Car production in the UK saw a massive increase in January, as it rose 64.8 per cent compared to the same period last year when the auto industry was in the doldrums due to the global financial crisis and recession.
According to the latest figures from the Society of Motor Manufacturers and Traders (SMMT), car production in the UK shot up by 64.8 per cent in January, which was compared to a low base in the same month last year, but was the biggest percentage gain since May 1976.
In January 2010, 101,109 cars were produced in Britain, a huge improvement from 61,404 cars made in January 2009, but way behind the figure of 148,644 cars produced in January 2008, reflecting the havoc created by the recession in the UK automotive sector.

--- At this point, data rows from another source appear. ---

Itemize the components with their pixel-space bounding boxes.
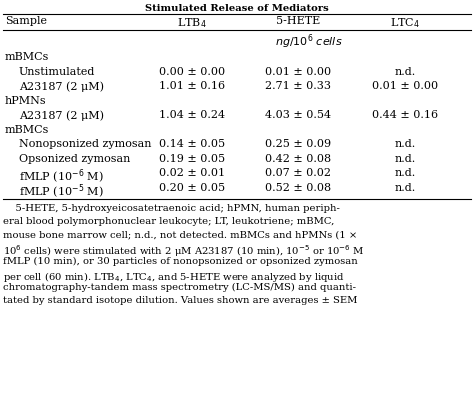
Text: 0.44 ± 0.16: 0.44 ± 0.16 bbox=[372, 110, 438, 120]
Text: chromatography-tandem mass spectrometry (LC-MS/MS) and quanti-: chromatography-tandem mass spectrometry … bbox=[3, 283, 356, 292]
Text: n.d.: n.d. bbox=[394, 154, 416, 164]
Text: Sample: Sample bbox=[5, 16, 47, 26]
Text: 0.14 ± 0.05: 0.14 ± 0.05 bbox=[159, 139, 225, 149]
Text: tated by standard isotope dilution. Values shown are averages ± SEM: tated by standard isotope dilution. Valu… bbox=[3, 296, 357, 305]
Text: 0.01 ± 0.00: 0.01 ± 0.00 bbox=[265, 67, 331, 76]
Text: 0.01 ± 0.00: 0.01 ± 0.00 bbox=[372, 81, 438, 91]
Text: mBMCs: mBMCs bbox=[5, 52, 49, 62]
Text: fMLP (10 min), or 30 particles of nonopsonized or opsonized zymosan: fMLP (10 min), or 30 particles of nonops… bbox=[3, 257, 358, 266]
Text: eral blood polymorphonuclear leukocyte; LT, leukotriene; mBMC,: eral blood polymorphonuclear leukocyte; … bbox=[3, 217, 334, 226]
Text: Stimulated Release of Mediators: Stimulated Release of Mediators bbox=[145, 4, 329, 13]
Text: hPMNs: hPMNs bbox=[5, 95, 46, 106]
Text: n.d.: n.d. bbox=[394, 139, 416, 149]
Text: LTC$_4$: LTC$_4$ bbox=[390, 16, 420, 30]
Text: fMLP (10$^{-5}$ M): fMLP (10$^{-5}$ M) bbox=[19, 182, 104, 201]
Text: A23187 (2 μM): A23187 (2 μM) bbox=[19, 110, 104, 121]
Text: n.d.: n.d. bbox=[394, 168, 416, 178]
Text: 0.00 ± 0.00: 0.00 ± 0.00 bbox=[159, 67, 225, 76]
Text: 10$^6$ cells) were stimulated with 2 μM A23187 (10 min), 10$^{-5}$ or 10$^{-6}$ : 10$^6$ cells) were stimulated with 2 μM … bbox=[3, 243, 365, 259]
Text: n.d.: n.d. bbox=[394, 67, 416, 76]
Text: 5-HETE, 5-hydroxyeicosatetraenoic acid; hPMN, human periph-: 5-HETE, 5-hydroxyeicosatetraenoic acid; … bbox=[3, 204, 340, 213]
Text: n.d.: n.d. bbox=[394, 182, 416, 193]
Text: 5-HETE: 5-HETE bbox=[276, 16, 320, 26]
Text: 0.52 ± 0.08: 0.52 ± 0.08 bbox=[265, 182, 331, 193]
Text: 0.20 ± 0.05: 0.20 ± 0.05 bbox=[159, 182, 225, 193]
Text: fMLP (10$^{-6}$ M): fMLP (10$^{-6}$ M) bbox=[19, 168, 104, 186]
Text: 0.25 ± 0.09: 0.25 ± 0.09 bbox=[265, 139, 331, 149]
Text: LTB$_4$: LTB$_4$ bbox=[177, 16, 207, 30]
Text: per cell (60 min). LTB$_4$, LTC$_4$, and 5-HETE were analyzed by liquid: per cell (60 min). LTB$_4$, LTC$_4$, and… bbox=[3, 270, 345, 284]
Text: 0.02 ± 0.01: 0.02 ± 0.01 bbox=[159, 168, 225, 178]
Text: 1.01 ± 0.16: 1.01 ± 0.16 bbox=[159, 81, 225, 91]
Text: Opsonized zymosan: Opsonized zymosan bbox=[19, 154, 130, 164]
Text: 2.71 ± 0.33: 2.71 ± 0.33 bbox=[265, 81, 331, 91]
Text: Nonopsonized zymosan: Nonopsonized zymosan bbox=[19, 139, 152, 149]
Text: 0.19 ± 0.05: 0.19 ± 0.05 bbox=[159, 154, 225, 164]
Text: $ng/10^6$ $cells$: $ng/10^6$ $cells$ bbox=[275, 32, 342, 50]
Text: 1.04 ± 0.24: 1.04 ± 0.24 bbox=[159, 110, 225, 120]
Text: mBMCs: mBMCs bbox=[5, 125, 49, 134]
Text: 0.42 ± 0.08: 0.42 ± 0.08 bbox=[265, 154, 331, 164]
Text: Unstimulated: Unstimulated bbox=[19, 67, 95, 76]
Text: A23187 (2 μM): A23187 (2 μM) bbox=[19, 81, 104, 91]
Text: 0.07 ± 0.02: 0.07 ± 0.02 bbox=[265, 168, 331, 178]
Text: 4.03 ± 0.54: 4.03 ± 0.54 bbox=[265, 110, 331, 120]
Text: mouse bone marrow cell; n.d., not detected. mBMCs and hPMNs (1 ×: mouse bone marrow cell; n.d., not detect… bbox=[3, 230, 357, 240]
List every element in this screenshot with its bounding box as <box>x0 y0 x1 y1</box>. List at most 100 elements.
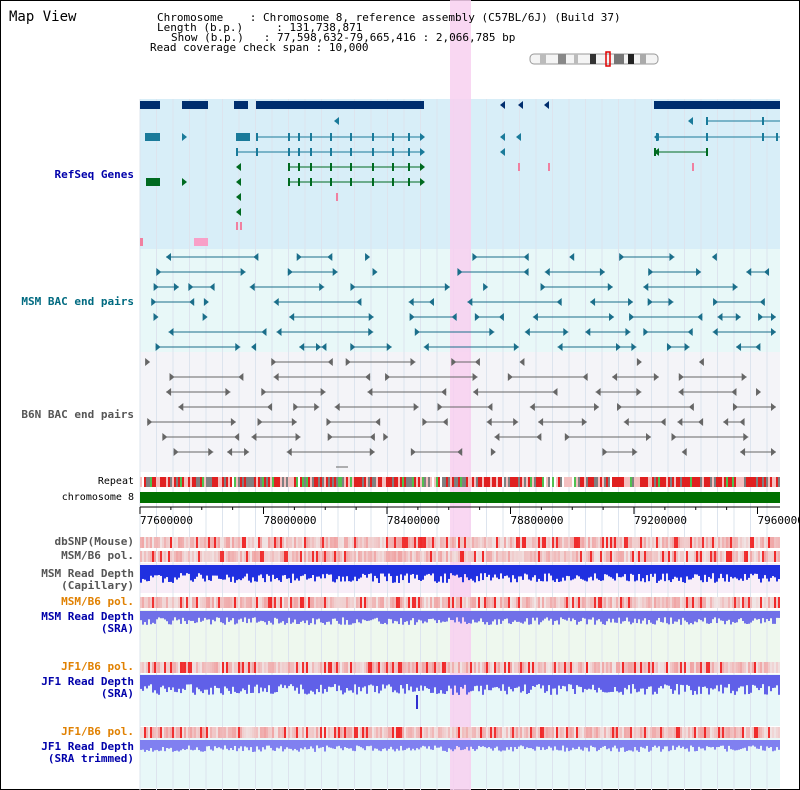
dbsnp-density <box>696 537 698 548</box>
track-label-msm-bac[interactable]: MSM BAC end pairs <box>21 295 134 308</box>
pol-density <box>628 727 630 738</box>
dbsnp-density <box>262 537 264 548</box>
pol-density <box>540 551 542 562</box>
repeat-segment <box>730 477 732 487</box>
pol-density <box>596 597 598 608</box>
pol-density <box>314 727 316 738</box>
repeat-segment <box>700 477 702 487</box>
depth-bar <box>440 675 442 691</box>
depth-bar <box>576 675 578 686</box>
pol-density <box>508 662 510 673</box>
depth-bar <box>356 565 358 582</box>
track-label-jf1-trim-depth-1[interactable]: JF1 Read Depth <box>41 740 134 753</box>
repeat-segment <box>208 477 210 487</box>
depth-bar <box>226 611 228 618</box>
depth-bar <box>530 740 532 749</box>
pol-density <box>444 597 446 608</box>
bac-end <box>383 433 389 441</box>
chromosome-ideogram[interactable] <box>529 51 659 67</box>
repeat-segment <box>216 477 218 487</box>
pol-density <box>560 597 562 608</box>
bac-end <box>319 283 325 291</box>
pol-density <box>614 597 616 608</box>
depth-bar <box>390 675 392 687</box>
depth-bar <box>450 611 452 620</box>
bac-end-pair-features[interactable] <box>145 253 776 468</box>
depth-bar <box>306 611 308 621</box>
track-label-refseq[interactable]: RefSeq Genes <box>54 168 134 181</box>
depth-bar <box>180 611 182 624</box>
refseq-gene-models[interactable] <box>140 101 780 246</box>
pol-density <box>614 727 616 738</box>
track-label-jf1-sra-depth-1[interactable]: JF1 Read Depth <box>41 675 134 688</box>
depth-bar <box>546 611 548 618</box>
bac-end <box>731 388 737 396</box>
pol-density <box>520 597 522 608</box>
track-label-msm-b6-pol-1[interactable]: MSM/B6 pol. <box>61 549 134 562</box>
pol-density <box>390 662 392 673</box>
pol-density <box>490 597 492 608</box>
depth-bar <box>210 611 212 625</box>
depth-bar <box>556 675 558 695</box>
depth-bar <box>532 740 534 750</box>
depth-bar <box>278 675 280 687</box>
repeat-segment <box>520 477 522 487</box>
pol-density <box>458 727 460 738</box>
track-label-jf1-b6-pol-1[interactable]: JF1/B6 pol. <box>61 660 134 673</box>
pol-density <box>358 551 360 562</box>
pol-density <box>354 551 356 562</box>
track-label-msm-b6-pol-2[interactable]: MSM/B6 pol. <box>61 595 134 608</box>
pol-density <box>222 597 224 608</box>
pol-density <box>558 597 560 608</box>
pol-density <box>434 597 436 608</box>
depth-bar <box>464 675 466 685</box>
depth-bar <box>200 740 202 752</box>
pol-density <box>428 727 430 738</box>
gene-exon <box>372 133 374 141</box>
depth-bar <box>348 611 350 625</box>
dbsnp-density <box>582 537 584 548</box>
depth-bar <box>210 740 212 750</box>
dbsnp-density <box>714 537 716 548</box>
repeat-segment <box>488 477 490 487</box>
pol-density <box>500 551 502 562</box>
depth-bar <box>412 565 414 575</box>
depth-bar <box>680 565 682 578</box>
dbsnp-density <box>612 537 614 548</box>
pol-density <box>326 597 328 608</box>
depth-bar <box>688 675 690 686</box>
pol-density <box>146 727 148 738</box>
depth-bar <box>602 611 604 625</box>
track-label-msm-cap-depth-1[interactable]: MSM Read Depth <box>41 567 134 580</box>
dbsnp-density <box>162 537 164 548</box>
pol-density <box>606 597 608 608</box>
track-label-jf1-b6-pol-2[interactable]: JF1/B6 pol. <box>61 725 134 738</box>
pol-density <box>156 597 158 608</box>
pol-density <box>512 551 514 562</box>
depth-bar <box>556 740 558 750</box>
pol-density <box>748 597 750 608</box>
depth-bar <box>496 675 498 687</box>
depth-bar <box>638 740 640 752</box>
pol-density <box>730 551 732 562</box>
depth-bar <box>728 675 730 685</box>
dbsnp-density <box>198 537 200 548</box>
gene-block <box>140 101 160 109</box>
depth-bar <box>346 740 348 748</box>
repeat-segment <box>660 477 662 487</box>
depth-bar <box>404 565 406 576</box>
pol-density <box>196 662 198 673</box>
depth-bar <box>414 740 416 751</box>
depth-bar <box>770 675 772 692</box>
depth-bar <box>486 611 488 623</box>
track-label-b6n-bac[interactable]: B6N BAC end pairs <box>21 408 134 421</box>
pol-density <box>246 597 248 608</box>
pol-density <box>390 727 392 738</box>
pol-density <box>238 551 240 562</box>
track-label-dbsnp[interactable]: dbSNP(Mouse) <box>54 535 134 548</box>
dbsnp-density <box>400 537 402 548</box>
pol-density <box>364 597 366 608</box>
depth-bar <box>620 740 622 748</box>
track-label-msm-sra-depth-1[interactable]: MSM Read Depth <box>41 610 134 623</box>
depth-bar <box>416 565 418 575</box>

Commercial vehicle production went up by 9.6 per cent in January - the second consecutive monthly rise - indicating that the UK economy is finally emerging from recession.
Of the 101,190 cares produced last month, 73,053 was exported, while 28,137 was sold in the domestic market.
The SMMT said that the UK engine production rose by 26.3 per cent-a modest growth expected in 2010 compared to 25 year low in 2009.
''Vehicle and engine production rose for a third successive month in January, demonstrating the continued success of global scrappage incentive schemes,'' said Paul Everitt, SMMT chief executive.
The car scrappage scheme unveiled by the UK government in May last year, offering a £2,000-incentive to scrap old cars for buying new ones- has boosted sales by about a fifth since its introduction.
''Despite the close of the UK scheme next month, SMMT expects a modest recovery in 2010 output as economic growth, a competitive exchange rate and the introduction of innovative new models to UK plants help to lift manufacturing levels above those seen in 2009,'' he added.